On Aug. 4, the Remembrance Day for Serbs killed and exiled during Operation Storm, Serbian President Aleksandar Vucic said that the convoys of tractors, refuge seeking, murders on the Petrovac Road (Petrovacka cesta), and “someone’s clear intention not to have any Serbs left in Croatia” had all become part of the Serbian identity.
“Croatia celebrates this day as its Victory and Homeland Thanksgiving Day. Victory over whom? Over good and humble people, honest householders and farmers,” Vucic said in the evening on Aug. 4 during the commemoration service held in Busije, near Belgrade.
He added that in today’s Serbia new politics and generations had come to force, “young people who wish to proudly and with their heads held high” talk about the crimes their nation had suffered, while also acknowledging the crimes committed by the Serbs.
Serbian Patriarch Porfirije, who was also present at the manifestation, told the attendees that the victims should be mourned but not used to “deepen the [downward] spiral of conflict.”
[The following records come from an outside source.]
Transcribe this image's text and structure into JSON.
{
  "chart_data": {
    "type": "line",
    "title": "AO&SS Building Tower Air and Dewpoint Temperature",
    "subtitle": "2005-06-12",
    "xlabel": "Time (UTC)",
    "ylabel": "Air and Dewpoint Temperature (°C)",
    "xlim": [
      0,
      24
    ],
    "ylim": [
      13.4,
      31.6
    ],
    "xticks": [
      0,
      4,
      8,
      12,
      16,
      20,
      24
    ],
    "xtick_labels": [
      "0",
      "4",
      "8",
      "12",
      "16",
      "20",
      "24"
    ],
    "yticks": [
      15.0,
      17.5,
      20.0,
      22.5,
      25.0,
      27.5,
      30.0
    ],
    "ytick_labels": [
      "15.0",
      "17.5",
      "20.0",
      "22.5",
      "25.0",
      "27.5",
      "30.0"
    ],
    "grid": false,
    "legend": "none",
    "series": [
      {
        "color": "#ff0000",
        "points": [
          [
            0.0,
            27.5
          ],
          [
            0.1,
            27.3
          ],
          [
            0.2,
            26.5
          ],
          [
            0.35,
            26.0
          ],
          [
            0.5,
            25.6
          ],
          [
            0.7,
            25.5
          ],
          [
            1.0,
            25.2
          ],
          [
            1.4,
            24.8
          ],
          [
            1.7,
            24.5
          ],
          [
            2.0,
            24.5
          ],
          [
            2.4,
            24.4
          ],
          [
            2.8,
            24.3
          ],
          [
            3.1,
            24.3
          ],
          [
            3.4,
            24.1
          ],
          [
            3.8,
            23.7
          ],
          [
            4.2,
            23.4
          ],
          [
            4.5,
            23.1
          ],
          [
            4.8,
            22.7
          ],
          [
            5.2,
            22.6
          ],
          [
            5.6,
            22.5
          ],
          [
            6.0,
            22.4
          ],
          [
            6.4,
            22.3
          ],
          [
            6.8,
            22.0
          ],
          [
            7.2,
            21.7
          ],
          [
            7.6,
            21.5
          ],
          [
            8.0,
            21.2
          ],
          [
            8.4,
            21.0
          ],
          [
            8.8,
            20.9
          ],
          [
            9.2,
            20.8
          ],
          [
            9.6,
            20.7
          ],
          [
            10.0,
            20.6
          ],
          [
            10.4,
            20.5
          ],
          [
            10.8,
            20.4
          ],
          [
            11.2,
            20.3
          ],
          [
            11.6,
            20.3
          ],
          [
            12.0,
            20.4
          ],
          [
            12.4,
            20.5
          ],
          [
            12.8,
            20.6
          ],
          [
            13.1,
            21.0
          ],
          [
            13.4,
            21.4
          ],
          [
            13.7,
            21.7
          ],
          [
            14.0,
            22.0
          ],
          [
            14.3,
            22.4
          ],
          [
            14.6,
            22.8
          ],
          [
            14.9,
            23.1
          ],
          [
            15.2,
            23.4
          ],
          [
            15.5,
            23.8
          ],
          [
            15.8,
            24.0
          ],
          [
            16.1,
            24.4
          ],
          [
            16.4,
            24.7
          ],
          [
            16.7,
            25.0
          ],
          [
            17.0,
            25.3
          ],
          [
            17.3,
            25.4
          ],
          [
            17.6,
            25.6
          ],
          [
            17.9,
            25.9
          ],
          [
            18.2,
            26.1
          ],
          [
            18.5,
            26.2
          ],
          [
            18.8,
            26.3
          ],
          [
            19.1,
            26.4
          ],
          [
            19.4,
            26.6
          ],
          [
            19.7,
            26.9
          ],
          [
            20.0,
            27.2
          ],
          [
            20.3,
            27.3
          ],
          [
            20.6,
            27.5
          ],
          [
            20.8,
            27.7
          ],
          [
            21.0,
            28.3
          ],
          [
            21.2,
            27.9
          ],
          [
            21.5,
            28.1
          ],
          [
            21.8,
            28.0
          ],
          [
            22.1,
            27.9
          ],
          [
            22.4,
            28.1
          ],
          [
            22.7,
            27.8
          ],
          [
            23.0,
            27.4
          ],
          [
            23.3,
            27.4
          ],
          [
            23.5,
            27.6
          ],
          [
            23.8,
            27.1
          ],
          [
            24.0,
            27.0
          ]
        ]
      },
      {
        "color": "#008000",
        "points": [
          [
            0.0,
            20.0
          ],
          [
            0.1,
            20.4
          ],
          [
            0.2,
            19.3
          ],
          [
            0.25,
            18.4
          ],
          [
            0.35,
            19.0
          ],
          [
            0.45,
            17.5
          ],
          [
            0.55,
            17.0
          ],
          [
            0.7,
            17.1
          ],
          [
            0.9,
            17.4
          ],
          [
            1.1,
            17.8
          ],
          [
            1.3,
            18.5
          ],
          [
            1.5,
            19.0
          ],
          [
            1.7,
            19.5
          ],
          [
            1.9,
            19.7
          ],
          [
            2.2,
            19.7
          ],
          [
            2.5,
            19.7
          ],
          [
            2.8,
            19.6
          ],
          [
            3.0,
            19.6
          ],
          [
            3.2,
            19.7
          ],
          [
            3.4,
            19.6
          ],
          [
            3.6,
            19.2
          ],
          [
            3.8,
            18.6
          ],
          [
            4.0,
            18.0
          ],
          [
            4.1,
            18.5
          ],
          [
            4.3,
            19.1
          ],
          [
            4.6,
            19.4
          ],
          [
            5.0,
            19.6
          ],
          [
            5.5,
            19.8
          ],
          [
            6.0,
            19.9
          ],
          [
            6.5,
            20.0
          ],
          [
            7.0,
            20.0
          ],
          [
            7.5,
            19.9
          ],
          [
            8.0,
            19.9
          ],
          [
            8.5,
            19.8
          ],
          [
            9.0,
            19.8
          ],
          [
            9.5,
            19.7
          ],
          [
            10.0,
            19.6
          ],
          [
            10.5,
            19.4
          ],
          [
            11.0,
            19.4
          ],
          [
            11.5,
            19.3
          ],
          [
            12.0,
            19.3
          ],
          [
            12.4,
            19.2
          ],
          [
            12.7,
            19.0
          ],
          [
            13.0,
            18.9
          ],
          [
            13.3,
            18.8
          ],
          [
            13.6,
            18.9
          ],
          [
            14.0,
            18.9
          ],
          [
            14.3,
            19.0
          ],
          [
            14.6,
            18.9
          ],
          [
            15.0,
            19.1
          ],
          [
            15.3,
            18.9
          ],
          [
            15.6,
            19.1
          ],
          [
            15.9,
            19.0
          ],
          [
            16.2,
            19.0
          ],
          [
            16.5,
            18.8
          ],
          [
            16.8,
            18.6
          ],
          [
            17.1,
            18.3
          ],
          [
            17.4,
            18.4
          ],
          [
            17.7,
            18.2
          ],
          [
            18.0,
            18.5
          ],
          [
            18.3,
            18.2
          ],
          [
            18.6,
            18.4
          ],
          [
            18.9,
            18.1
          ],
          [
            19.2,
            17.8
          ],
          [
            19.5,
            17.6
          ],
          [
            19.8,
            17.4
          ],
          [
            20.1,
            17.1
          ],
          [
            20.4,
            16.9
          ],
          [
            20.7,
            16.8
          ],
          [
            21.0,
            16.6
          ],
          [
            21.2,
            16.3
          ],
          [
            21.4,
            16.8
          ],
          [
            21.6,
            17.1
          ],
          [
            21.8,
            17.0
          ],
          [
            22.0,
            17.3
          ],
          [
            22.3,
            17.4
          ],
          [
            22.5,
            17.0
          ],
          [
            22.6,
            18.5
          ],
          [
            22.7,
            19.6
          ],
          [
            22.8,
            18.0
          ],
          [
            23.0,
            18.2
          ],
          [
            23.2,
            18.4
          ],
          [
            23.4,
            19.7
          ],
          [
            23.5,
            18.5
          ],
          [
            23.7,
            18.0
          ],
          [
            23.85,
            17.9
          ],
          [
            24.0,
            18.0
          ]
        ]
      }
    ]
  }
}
Croatia launched Operation Storm on Aug. 4 1995 with an attack on what was then the Republic of Serbian Krajina. Somewhere between 200,000 and 250,000 Serbs fled before the Croatian forces, while around 2,000 people were killed or went missing. Operation Storm is seen in the Serbian public as one of the greatest ethnic cleansing campaigns in Europe since World War Two.